Editing and summarizing the following article because its closer to home:
With the world ‘moving a little closer’ to a trade war, what’s the impact on Singapore?
SG – Export heavy.
SINGAPORE: As trade friction between the United States and China heats up with mutually-threatened tariffs kicking in on Friday (Jul 6), the world seems to be “moving a little closer” to an all-out trade war – a scenario that will weigh on Singapore’s economy, economists said.
While united in the view that a global trade war, if it happens, will have an impact on Singapore’s gross domestic product (GDP), experts differed on the extent of the damage.
For instance, estimates of downside risk to growth this year ranged from 0.2 percentage points to 0.8 percentage points.
The 25 per cent tariff levied by the US on US$34 billion (S$46 billion) worth of Chinese products across 818 categories is set to take effect just after Friday midday in China. Beijing has said that it will respond the instant these measures kick in with tariffs on the same value of US goods, including vehicles and agricultural products.
Economists are particularly worried about the potential retaliation to the latter, which could cause the ongoing trade spat to evolve into a full-blown trade war.
“(The 10 per cent tariffs on US$200 billion of Chinese goods) marks a significant intensification of hostilities and a more substantial macroeconomic impact, with total targeted Chinese trade now 10 per cent of Chinese exports.”
If all the tariff threats materialise, global trade flows and financial markets will be hit.
“The increase in tariffs will have an impact on global trade.

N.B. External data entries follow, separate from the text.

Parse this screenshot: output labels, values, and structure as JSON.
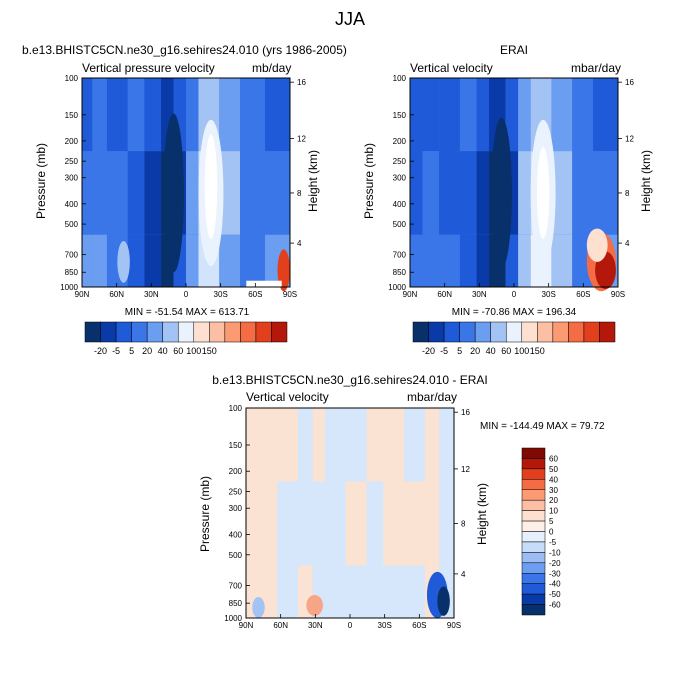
{
  "figure": {
    "title": "JJA",
    "colors": {
      "blues": [
        "#08306b",
        "#0a3aa8",
        "#1f5ad8",
        "#3a76e8",
        "#6b9ef0",
        "#a3c3f5",
        "#d2e4fb",
        "#eaf2fd"
      ],
      "reds": [
        "#fde0cf",
        "#fcbfa4",
        "#fb9a73",
        "#f56c44",
        "#e2401d",
        "#b3180a",
        "#7f0a05"
      ]
    }
  },
  "panels": [
    {
      "title": "b.e13.BHISTC5CN.ne30_g16.sehires24.010 (yrs 1986-2005)",
      "left_label": "Vertical pressure velocity",
      "right_label": "mb/day",
      "minmax": "MIN = -51.54  MAX = 613.71"
    },
    {
      "title": "ERAI",
      "left_label": "Vertical velocity",
      "right_label": "mbar/day",
      "minmax": "MIN = -70.86  MAX = 196.34"
    },
    {
      "title": "b.e13.BHISTC5CN.ne30_g16.sehires24.010 - ERAI",
      "left_label": "Vertical velocity",
      "right_label": "mbar/day",
      "minmax": "MIN = -144.49  MAX =  79.72"
    }
  ],
  "chart_data": [
    {
      "type": "heatmap",
      "title": "b.e13.BHISTC5CN.ne30_g16.sehires24.010 (yrs 1986-2005)",
      "variable": "Vertical pressure velocity",
      "units": "mb/day",
      "xlabel": "",
      "ylabel": "Pressure (mb)",
      "ylabel_right": "Height (km)",
      "x_ticks": [
        "90N",
        "60N",
        "30N",
        "0",
        "30S",
        "60S",
        "90S"
      ],
      "y_ticks": [
        "100",
        "150",
        "200",
        "250",
        "300",
        "400",
        "500",
        "700",
        "850",
        "1000"
      ],
      "y2_ticks": [
        "16",
        "12",
        "8",
        "4"
      ],
      "ylim": [
        1000,
        100
      ],
      "levels": [
        -20,
        -5,
        5,
        20,
        40,
        60,
        100,
        150
      ],
      "colorbar_labels": [
        "-20",
        "-5",
        "5",
        "20",
        "40",
        "60",
        "100",
        "150"
      ],
      "min": -51.54,
      "max": 613.71
    },
    {
      "type": "heatmap",
      "title": "ERAI",
      "variable": "Vertical velocity",
      "units": "mbar/day",
      "xlabel": "",
      "ylabel": "Pressure (mb)",
      "ylabel_right": "Height (km)",
      "x_ticks": [
        "90N",
        "60N",
        "30N",
        "0",
        "30S",
        "60S",
        "90S"
      ],
      "y_ticks": [
        "100",
        "150",
        "200",
        "250",
        "300",
        "400",
        "500",
        "700",
        "850",
        "1000"
      ],
      "y2_ticks": [
        "16",
        "12",
        "8",
        "4"
      ],
      "ylim": [
        1000,
        100
      ],
      "levels": [
        -20,
        -5,
        5,
        20,
        40,
        60,
        100,
        150
      ],
      "colorbar_labels": [
        "-20",
        "-5",
        "5",
        "20",
        "40",
        "60",
        "100",
        "150"
      ],
      "min": -70.86,
      "max": 196.34
    },
    {
      "type": "heatmap",
      "title": "b.e13.BHISTC5CN.ne30_g16.sehires24.010 - ERAI",
      "variable": "Vertical velocity",
      "units": "mbar/day",
      "xlabel": "",
      "ylabel": "Pressure (mb)",
      "ylabel_right": "Height (km)",
      "x_ticks": [
        "90N",
        "60N",
        "30N",
        "0",
        "30S",
        "60S",
        "90S"
      ],
      "y_ticks": [
        "100",
        "150",
        "200",
        "250",
        "300",
        "400",
        "500",
        "700",
        "850",
        "1000"
      ],
      "y2_ticks": [
        "16",
        "12",
        "8",
        "4"
      ],
      "ylim": [
        1000,
        100
      ],
      "levels": [
        -60,
        -50,
        -40,
        -30,
        -20,
        -10,
        -5,
        0,
        5,
        10,
        20,
        30,
        40,
        50,
        60
      ],
      "colorbar_labels": [
        "60",
        "50",
        "40",
        "30",
        "20",
        "10",
        "5",
        "0",
        "-5",
        "-10",
        "-20",
        "-30",
        "-40",
        "-50",
        "-60"
      ],
      "min": -144.49,
      "max": 79.72
    }
  ]
}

Another is the reaction from financial markets, which could fall given the flight to safe haven. We can expect the US dollar to appreciate and correspondingly, some of the Asian currencies to depreciate,” she explained.
“Exports will be hit and that will affect export-dependent sectors, like transportation and storage, wholesale and retail. Singapore being an important financial hub will also be hit if financial markets get adversely impacted. Private investments may slow as an uncertain outlook and weaker external demand will have implications on business decisions.”
As a result of that “bad case scenario”, Ms Fenner said Singapore could see a lower growth figure of 2.9 per cent, instead of 3.1 per cent, this year. For 2019, the impact would be more severe with the economy slowing to 1.7 per cent – a reduction of 0.7 percentage points from Ms Fenner’s initial estimate.
In total, that could mean a loss of S$3.4 billion in GDP in the event of an all-out trade war.
In an analysis by DBS chief economist Taimur Baig, a full-blown trade war – defined to be a scenario with 15 to 25 per cent tariffs on all products traded between China and the US – could shave 0.25 percentage points off the GDP of both economies this year, and 0.5 percentage points in the following year.
Others are less bearish with regards to the situation:
“In a scenario where our worst trade war fears materialize, and manufacturing growth flatlines or even contracts in the second half with potential spillovers into sentiment-sensitive services sectors, the potential hit to full-year GDP growth could be up to 0.3 percentage points.”
For his research, Mr Botham (Schroders) utilised trade in value added (TiVA) data sourced from the Organisation for Economic Cooperation and Development (OECD). Data up to 2011 were used to obtain a rough estimate of the value added in exports for 2017.
“TiVA data is used to analyse the effects of tariffs on trade between US and China because it tells you the exposure of economies to those trade flows via supply chain effects,” he explained in an emailed response to Channel NewsAsia.
“For example, only 65 per cent of the value of Chinese exports to the US comes from China itself, with the rest added by firms in other countries. These firms will suffer if the US applies tariffs to Chinese goods, and TiVA data helps to quantify that damage.”
For Singapore, the estimated value-added in Chinese exports to the US is at 1.33 per cent of its GDP, while that of US exports to China stands at 0.08 per cent. According to Mr Botham, that makes Singapore the fourth most vulnerable country to a China-US trade spat given its position in the global value chain.